Most families who want to provide their children with the stability, the normalcy and the permanence that a step-parent adoption can accomplish may be deprived of the opportunity given the MSC decision in In re AJR. Family practitioners will want to counsel their clients against joint legal custody in many situations where it is inappropriate. Friend of the Court caseworkers may want to reconsider whether it is appropriate to recommend as a routine matter a grant of joint legal custody in DC cases where the father is identified for the purposes of finding a support father.
You may read the Court of Appeals’ decision here. Download In Re AJR ___ Mich App ___ (Mich App) Docket No 312100 (Decided April 18, 2013).
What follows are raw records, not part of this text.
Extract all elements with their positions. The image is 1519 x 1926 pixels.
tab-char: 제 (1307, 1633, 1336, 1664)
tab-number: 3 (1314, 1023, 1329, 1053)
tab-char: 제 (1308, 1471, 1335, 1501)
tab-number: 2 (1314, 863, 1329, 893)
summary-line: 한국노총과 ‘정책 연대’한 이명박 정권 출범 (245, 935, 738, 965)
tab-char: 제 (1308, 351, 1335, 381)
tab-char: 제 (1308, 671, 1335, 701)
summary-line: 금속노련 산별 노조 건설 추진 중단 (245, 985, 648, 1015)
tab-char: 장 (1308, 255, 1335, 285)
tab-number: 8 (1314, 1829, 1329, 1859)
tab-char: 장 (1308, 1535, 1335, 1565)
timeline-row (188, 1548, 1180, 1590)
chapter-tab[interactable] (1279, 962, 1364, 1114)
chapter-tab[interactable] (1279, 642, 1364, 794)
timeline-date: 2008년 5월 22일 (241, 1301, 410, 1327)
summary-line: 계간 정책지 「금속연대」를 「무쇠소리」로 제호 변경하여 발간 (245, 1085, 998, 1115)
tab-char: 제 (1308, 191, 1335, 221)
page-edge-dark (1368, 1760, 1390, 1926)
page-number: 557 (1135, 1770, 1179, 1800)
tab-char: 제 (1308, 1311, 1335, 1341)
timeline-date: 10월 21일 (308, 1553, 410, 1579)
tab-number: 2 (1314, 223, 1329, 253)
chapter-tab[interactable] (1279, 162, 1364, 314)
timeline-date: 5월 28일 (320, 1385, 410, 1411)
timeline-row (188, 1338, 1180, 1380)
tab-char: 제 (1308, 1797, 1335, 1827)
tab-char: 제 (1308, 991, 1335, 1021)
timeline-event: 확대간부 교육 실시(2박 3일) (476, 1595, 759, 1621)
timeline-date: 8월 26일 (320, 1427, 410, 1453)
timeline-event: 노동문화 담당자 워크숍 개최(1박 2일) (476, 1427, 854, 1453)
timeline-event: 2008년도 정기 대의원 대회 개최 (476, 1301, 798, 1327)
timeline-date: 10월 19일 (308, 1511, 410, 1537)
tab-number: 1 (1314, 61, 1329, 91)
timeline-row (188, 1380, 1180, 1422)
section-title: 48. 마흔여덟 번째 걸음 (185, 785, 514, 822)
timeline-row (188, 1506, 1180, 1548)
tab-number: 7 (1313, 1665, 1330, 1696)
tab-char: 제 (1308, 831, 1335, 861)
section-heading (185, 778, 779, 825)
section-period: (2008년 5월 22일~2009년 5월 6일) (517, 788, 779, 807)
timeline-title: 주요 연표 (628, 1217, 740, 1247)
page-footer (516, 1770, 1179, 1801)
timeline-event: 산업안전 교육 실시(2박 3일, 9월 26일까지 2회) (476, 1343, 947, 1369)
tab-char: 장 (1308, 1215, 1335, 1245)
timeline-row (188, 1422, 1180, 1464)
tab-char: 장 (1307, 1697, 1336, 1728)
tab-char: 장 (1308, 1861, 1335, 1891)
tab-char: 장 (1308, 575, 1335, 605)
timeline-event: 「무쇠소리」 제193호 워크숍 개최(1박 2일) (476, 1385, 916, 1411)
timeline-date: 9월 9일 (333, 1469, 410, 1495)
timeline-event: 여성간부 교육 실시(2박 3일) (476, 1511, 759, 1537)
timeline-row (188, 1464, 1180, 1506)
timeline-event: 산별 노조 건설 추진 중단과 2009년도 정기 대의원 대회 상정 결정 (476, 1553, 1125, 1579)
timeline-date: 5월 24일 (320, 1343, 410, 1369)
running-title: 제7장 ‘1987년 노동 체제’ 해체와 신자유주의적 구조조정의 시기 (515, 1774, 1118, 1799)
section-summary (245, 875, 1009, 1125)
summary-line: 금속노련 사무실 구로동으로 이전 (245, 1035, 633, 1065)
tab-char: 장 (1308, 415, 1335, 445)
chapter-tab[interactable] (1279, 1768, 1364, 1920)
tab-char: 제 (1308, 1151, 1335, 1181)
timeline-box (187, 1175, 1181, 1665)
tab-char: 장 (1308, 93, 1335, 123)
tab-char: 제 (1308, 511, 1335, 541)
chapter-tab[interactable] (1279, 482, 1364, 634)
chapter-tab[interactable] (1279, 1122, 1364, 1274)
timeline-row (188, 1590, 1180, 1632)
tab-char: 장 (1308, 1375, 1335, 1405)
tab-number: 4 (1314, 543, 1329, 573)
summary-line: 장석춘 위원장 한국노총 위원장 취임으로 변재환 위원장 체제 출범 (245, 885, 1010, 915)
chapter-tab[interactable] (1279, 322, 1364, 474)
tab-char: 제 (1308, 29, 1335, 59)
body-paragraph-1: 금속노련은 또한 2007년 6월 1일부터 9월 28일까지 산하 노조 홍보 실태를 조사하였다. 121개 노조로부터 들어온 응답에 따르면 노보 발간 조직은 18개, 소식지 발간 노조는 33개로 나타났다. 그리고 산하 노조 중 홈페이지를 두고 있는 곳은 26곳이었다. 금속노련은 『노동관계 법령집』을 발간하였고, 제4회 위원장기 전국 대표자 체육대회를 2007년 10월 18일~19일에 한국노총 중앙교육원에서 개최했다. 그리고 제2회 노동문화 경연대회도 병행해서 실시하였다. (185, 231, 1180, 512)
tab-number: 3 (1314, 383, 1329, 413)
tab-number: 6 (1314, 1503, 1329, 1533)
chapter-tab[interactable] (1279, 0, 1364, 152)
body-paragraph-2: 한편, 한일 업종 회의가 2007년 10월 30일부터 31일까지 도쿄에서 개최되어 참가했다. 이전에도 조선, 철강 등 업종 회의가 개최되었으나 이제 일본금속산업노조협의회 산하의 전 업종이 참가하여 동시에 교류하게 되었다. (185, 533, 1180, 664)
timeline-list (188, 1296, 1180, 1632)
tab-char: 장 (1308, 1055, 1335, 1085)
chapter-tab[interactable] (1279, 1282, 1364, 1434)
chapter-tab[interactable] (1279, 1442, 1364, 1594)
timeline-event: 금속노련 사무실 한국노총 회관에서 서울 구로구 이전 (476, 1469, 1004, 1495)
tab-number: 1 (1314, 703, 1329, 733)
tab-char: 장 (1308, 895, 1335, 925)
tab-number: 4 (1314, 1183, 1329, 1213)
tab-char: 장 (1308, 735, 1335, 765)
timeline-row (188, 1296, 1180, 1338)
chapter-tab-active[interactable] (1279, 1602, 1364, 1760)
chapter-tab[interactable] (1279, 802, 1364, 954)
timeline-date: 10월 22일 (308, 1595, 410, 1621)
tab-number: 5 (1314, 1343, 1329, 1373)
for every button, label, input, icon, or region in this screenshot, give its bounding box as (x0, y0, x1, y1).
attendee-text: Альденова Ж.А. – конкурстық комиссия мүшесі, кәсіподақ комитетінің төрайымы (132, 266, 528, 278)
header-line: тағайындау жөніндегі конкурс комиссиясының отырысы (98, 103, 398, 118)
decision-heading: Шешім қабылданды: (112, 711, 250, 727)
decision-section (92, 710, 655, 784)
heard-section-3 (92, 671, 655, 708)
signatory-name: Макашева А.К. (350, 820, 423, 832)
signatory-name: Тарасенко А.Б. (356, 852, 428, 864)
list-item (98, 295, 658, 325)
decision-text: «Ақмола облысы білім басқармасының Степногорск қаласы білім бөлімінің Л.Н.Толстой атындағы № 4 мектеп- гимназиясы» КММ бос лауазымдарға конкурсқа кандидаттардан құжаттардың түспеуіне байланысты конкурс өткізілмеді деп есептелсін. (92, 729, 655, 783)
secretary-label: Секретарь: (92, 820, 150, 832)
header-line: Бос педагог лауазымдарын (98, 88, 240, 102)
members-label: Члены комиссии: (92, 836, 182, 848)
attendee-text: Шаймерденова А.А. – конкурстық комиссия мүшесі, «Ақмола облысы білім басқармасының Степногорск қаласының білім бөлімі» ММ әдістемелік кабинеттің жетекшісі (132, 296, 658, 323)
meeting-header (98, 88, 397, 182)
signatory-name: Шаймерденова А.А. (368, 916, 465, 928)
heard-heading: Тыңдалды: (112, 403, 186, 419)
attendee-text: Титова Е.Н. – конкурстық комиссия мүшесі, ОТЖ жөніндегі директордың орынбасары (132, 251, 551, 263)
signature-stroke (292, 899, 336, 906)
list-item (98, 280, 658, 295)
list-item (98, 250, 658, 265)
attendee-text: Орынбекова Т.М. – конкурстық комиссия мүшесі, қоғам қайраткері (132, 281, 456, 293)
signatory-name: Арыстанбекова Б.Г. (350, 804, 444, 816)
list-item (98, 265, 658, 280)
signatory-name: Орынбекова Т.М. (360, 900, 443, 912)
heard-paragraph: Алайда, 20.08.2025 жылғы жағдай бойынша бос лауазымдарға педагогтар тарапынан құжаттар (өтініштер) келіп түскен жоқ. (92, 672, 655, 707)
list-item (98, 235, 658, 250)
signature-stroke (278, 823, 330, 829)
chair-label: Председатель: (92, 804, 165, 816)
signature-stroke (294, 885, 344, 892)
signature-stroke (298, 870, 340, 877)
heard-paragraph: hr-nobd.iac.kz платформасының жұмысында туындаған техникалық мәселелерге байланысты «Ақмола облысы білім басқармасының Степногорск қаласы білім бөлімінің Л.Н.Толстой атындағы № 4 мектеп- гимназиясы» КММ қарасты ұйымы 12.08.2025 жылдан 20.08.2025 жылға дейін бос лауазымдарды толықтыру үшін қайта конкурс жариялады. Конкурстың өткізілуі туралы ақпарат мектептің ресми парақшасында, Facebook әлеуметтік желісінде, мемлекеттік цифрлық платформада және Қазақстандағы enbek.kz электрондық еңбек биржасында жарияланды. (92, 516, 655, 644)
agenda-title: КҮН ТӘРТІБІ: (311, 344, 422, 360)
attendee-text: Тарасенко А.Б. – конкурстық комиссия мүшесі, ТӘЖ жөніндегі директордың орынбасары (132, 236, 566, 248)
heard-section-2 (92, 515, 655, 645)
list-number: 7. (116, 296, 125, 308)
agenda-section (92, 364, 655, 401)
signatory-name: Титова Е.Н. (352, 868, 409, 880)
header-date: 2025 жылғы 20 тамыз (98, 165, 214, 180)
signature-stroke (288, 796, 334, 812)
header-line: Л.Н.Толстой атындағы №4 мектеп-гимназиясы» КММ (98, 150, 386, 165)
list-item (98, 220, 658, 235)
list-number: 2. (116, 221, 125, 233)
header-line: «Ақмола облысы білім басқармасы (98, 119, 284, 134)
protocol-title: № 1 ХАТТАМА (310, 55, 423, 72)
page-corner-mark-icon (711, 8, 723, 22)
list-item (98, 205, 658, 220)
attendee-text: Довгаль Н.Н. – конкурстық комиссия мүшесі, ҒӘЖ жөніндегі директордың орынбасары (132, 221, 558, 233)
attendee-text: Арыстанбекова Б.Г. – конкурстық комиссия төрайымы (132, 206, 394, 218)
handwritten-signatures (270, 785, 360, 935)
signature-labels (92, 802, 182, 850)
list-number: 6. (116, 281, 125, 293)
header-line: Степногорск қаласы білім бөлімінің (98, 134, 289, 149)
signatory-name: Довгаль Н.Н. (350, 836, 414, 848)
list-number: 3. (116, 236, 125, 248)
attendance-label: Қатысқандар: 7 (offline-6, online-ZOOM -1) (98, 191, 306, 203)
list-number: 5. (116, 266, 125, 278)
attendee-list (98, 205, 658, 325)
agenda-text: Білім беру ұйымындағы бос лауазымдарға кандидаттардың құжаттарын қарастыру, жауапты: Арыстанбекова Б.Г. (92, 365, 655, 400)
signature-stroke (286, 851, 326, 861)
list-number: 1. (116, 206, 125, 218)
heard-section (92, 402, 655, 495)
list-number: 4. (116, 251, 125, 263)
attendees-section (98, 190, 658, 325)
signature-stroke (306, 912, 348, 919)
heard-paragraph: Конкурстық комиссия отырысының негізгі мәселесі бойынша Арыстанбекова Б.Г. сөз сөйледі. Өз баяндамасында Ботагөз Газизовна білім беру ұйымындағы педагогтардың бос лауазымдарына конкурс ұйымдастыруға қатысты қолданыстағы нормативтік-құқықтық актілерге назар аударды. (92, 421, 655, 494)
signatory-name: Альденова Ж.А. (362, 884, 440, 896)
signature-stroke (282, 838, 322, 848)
You’ll want to pay special attention to the COA’s interpretation of MCL 710.51(6) and its explanation of why it doesn’t apply to a parent who shares joint legal custody. Also see: Download MCL 710.51
The MSC decision in In Re AJR may be read here: Download SC Opinion - In re AJR Docket No. 147522, ___ Mich ___ (2014), (Mich Decided June 25, 2014)
I want to give a big shout out to Scott Bassett, the family law appellate lawyer, who agreed with my concerns after the COA decision and who agreed to take this case on a pro bono basis. Scott, you made a valiant effort and for that I thank you. I know that you and I (and many others) view the MSC decision as heartbreaking for families.
Conclusion: In light of the MSC decision in In re AJR, family practitioners are going to have to undertake a whole new approach to step-parent adoptions in Michigan. Moreover, because no one has a crystal ball, parents who are awarded primary physical custody and the lawyers who represent them may want to give careful consideration to the idea that sole legal custody will protect the opporunty for the children to have, at some time in the future, an intact family structure through a step-parent adoption. Or, on the other hand, lawyers who represent the NCP may want to be certain that an award of joint legal custody protects the parental rights of that client.